Last month our neighbors gifted us with a Significant Rock. It came on a Big Boom Truck – possibly the biggest vehicle to ever climb up our gravel road and I’ll stop with the capital letters now. The rock  has a rather formal placement exactly perpendicular to the front of the house and lined up with one of the window bays. People have actually stopped their cars in the road and commented on it. Then they go on to mention the garden, and their garden back home, and then inquire after lobster, and really, it takes an awesome rock to stop tourists in their pursuit of local seafood. This weekend our neighbors called; “Did our rock want a life partner?”. Of course we said “Yes!”.

K’s boom truck showed up on Sunday afternoon in the pouring rain. I was on my third pair of shoes and already soaking wet, so a little more water wasn’t a problem.

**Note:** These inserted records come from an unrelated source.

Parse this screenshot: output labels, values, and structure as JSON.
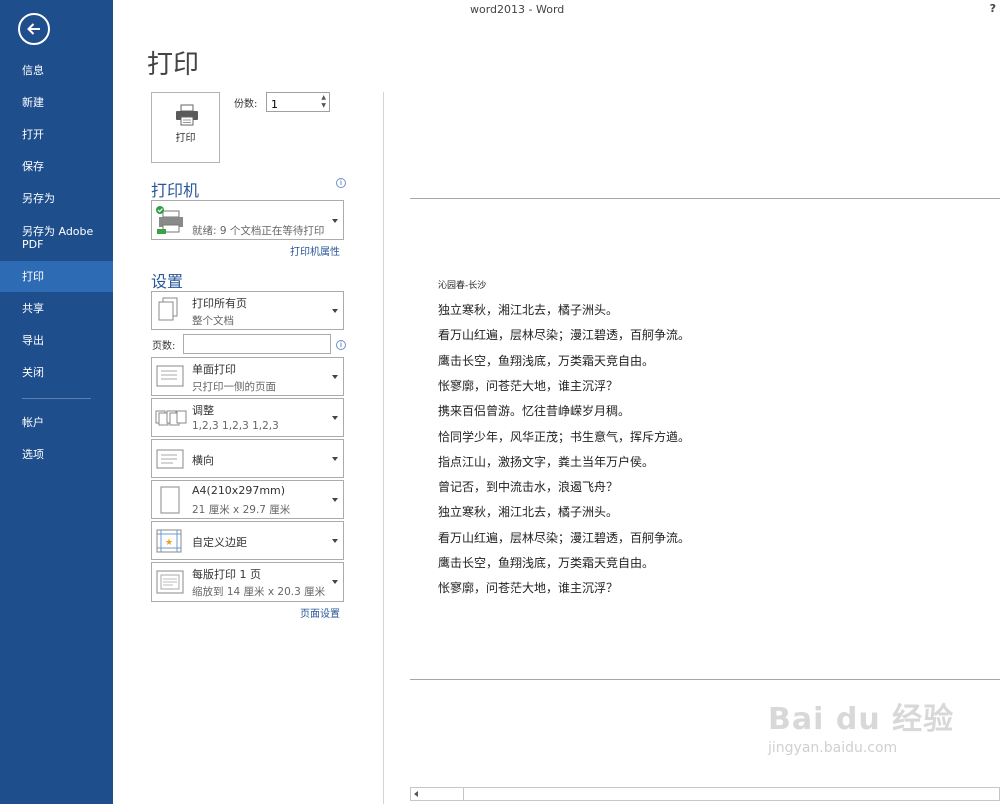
{
  "window": {
    "title": "word2013 - Word",
    "help": "?"
  },
  "sidebar": {
    "items": [
      {
        "label": "信息"
      },
      {
        "label": "新建"
      },
      {
        "label": "打开"
      },
      {
        "label": "保存"
      },
      {
        "label": "另存为"
      },
      {
        "label": "另存为 Adobe PDF"
      },
      {
        "label": "打印",
        "active": true
      },
      {
        "label": "共享"
      },
      {
        "label": "导出"
      },
      {
        "label": "关闭"
      },
      {
        "label": "帐户"
      },
      {
        "label": "选项"
      }
    ]
  },
  "page": {
    "heading": "打印"
  },
  "print": {
    "button_label": "打印",
    "copies_label": "份数:",
    "copies_value": "1"
  },
  "printer": {
    "section_title": "打印机",
    "status": "就绪: 9 个文档正在等待打印",
    "properties_link": "打印机属性"
  },
  "settings": {
    "section_title": "设置",
    "pages_label": "页数:",
    "pages_value": "",
    "page_setup_link": "页面设置",
    "options": [
      {
        "title": "打印所有页",
        "subtitle": "整个文档",
        "icon": "pages-icon"
      },
      {
        "title": "单面打印",
        "subtitle": "只打印一侧的页面",
        "icon": "one-sided-icon"
      },
      {
        "title": "调整",
        "subtitle": "1,2,3    1,2,3    1,2,3",
        "icon": "collate-icon"
      },
      {
        "title": "横向",
        "subtitle": "",
        "icon": "orientation-icon"
      },
      {
        "title": "A4(210x297mm)",
        "subtitle": "21 厘米 x 29.7 厘米",
        "icon": "paper-size-icon"
      },
      {
        "title": "自定义边距",
        "subtitle": "",
        "icon": "margins-icon"
      },
      {
        "title": "每版打印 1 页",
        "subtitle": "缩放到 14 厘米 x 20.3 厘米",
        "icon": "pages-per-sheet-icon"
      }
    ]
  },
  "preview": {
    "doc_title": "沁园春-长沙",
    "lines": [
      "独立寒秋，湘江北去，橘子洲头。",
      "看万山红遍，层林尽染；漫江碧透，百舸争流。",
      "鹰击长空，鱼翔浅底，万类霜天竞自由。",
      "怅寥廓，问苍茫大地，谁主沉浮？",
      "携来百侣曾游。忆往昔峥嵘岁月稠。",
      "恰同学少年，风华正茂；书生意气，挥斥方遒。",
      "指点江山，激扬文字，粪土当年万户侯。",
      "曾记否，到中流击水，浪遏飞舟？",
      "独立寒秋，湘江北去，橘子洲头。",
      "看万山红遍，层林尽染；漫江碧透，百舸争流。",
      "鹰击长空，鱼翔浅底，万类霜天竞自由。",
      "怅寥廓，问苍茫大地，谁主沉浮？"
    ]
  },
  "watermark": {
    "brand": "Bai du 经验",
    "url": "jingyan.baidu.com"
  }
}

Now reach into the truck. . .

And pull out a rock. . .

And confab on the placement. Because it’s not going anywhere after that webbing comes off.

A beautiful rock, nestled in blueberries. Note the worked edge – this might have been part of a foundation for a Bar Harbor “cottage” lost in the Great Fire. Now it resides with us, forever or until boom truck do us part.

New rock

Our neighbors across the road are moving. They’ve been wonderful neighbors and we’ll miss them, but as it happens their new home is only 10 minutes away. I don’t get out much, but I think I can still manage to visit. And they’ve promised to come back to Trick or Treat.

Like many households, they are distributing some of their belongings before they move. Unlike lots of folks, they have rocks. Big rocks, all over the lower driveway and they are taking some with them to the new place, and they gave one to us. It is a thing of beauty – 6′ x 2′ by 2′, grey with a few lichen spots and partly cut. S. told me the Japanese term for part smooth/part natural surface, and I’ve forgotten it already. Fortunately, you don’t need to know the word to appreciate the effect.

The New Rock sits partially across the straight-line access to the house, in line with the south window bay. The driveway used to come right up to the house – or rather, the front yard was an empty stretch of fill from nearby Lamoine that one could drive over.  Somehow that open avenue has remained even as the space was populated with peach and pear trees, vegetable beds and a hoop house. This is a “before” photo of the front of the house.

This is the big truck that picked up the stone and dropped it (carefully) here. That’s a big truck.

Here’s the after photo with the stone in place. Rock solid, as they say.

Screen door season

Today we put up the screen door. (That’s the royal we.) The screen door goes on at exactly the cusp between “too cold to leave the door open” and “full on bug assault”. Living at the edge of a swamp in coastal Maine, that change can happen over the course of a single day. Now the house is open to the breeze (and closed to the mosquitoes) until that afternoon in November comes around that looks like snow.

And with the screen door comes the odd, alien bloom of the Gunnera, at least a week before the huge leaves poke through.

While the south slope of the garden is covered in bee fodder: dandelion, forget-me-not, plum and peach blossoms.